Onishi, H, Sugimasa, Y, Kawanishi, C, Onose, M
Palliative & supportive care. 2005;(4):337-40
Abstract
OBJECTIVE Although Wernicke encephalopathy has been reported in the oncological literature, it has not previously been reported in postoperative cancer patients. METHODS In this communication, we report a patient of hepatocellular carcinoma with liver cirrhosis who developed Wernicke encephalopathy in the form of postoperative delirium. Preoperatively, the patient had a very good appetite and had eaten all the food of an 1800 cal/day diet until 1 day before operation. The operation was done without any complications. The patient developed delirium 2 days after the lobectomy of the liver.
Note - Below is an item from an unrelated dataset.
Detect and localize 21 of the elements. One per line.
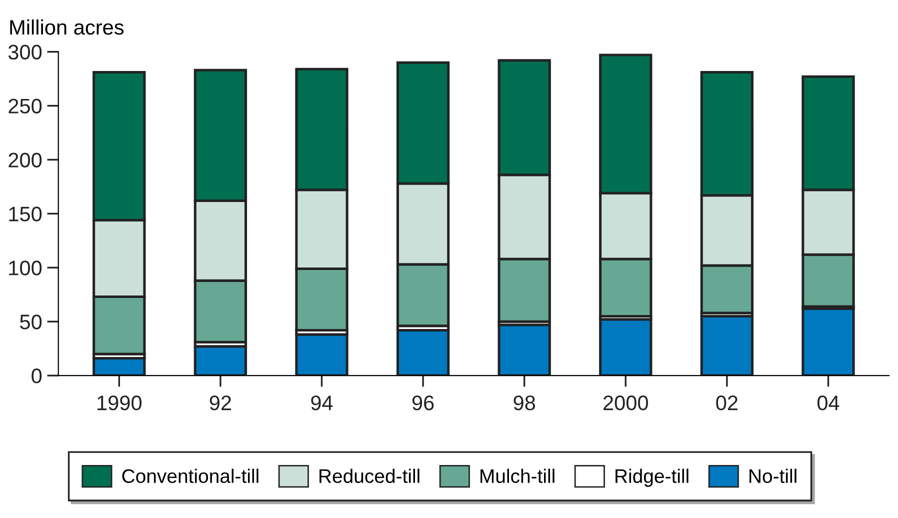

The level of delirium remained unchanged until administration of thiamine starting on day 7 postoperatively, which resulted in palliation of delirium without brain damage. Laboratory data demonstrated that the serum thiamine level at day 6 postoperatively was below the lower limit of normal. As the mechanism of Wernicke encephalopathy, we thought that decreased ability to store thiamine due to liver cirrhosis led to depletion of thiamine faster than had been expected. RESULTS AND SIGNIFICANCE OF THE RESEARCH In cancer patients, clinicians must always remain aware of the possibility of Wernicke encephalopathy, especially in patients with liver dysfunction, which decreases the ability to store thiamine in the liver. Early detection and intervention may alleviate the symptoms of delirium and prevent irreversible brain damage.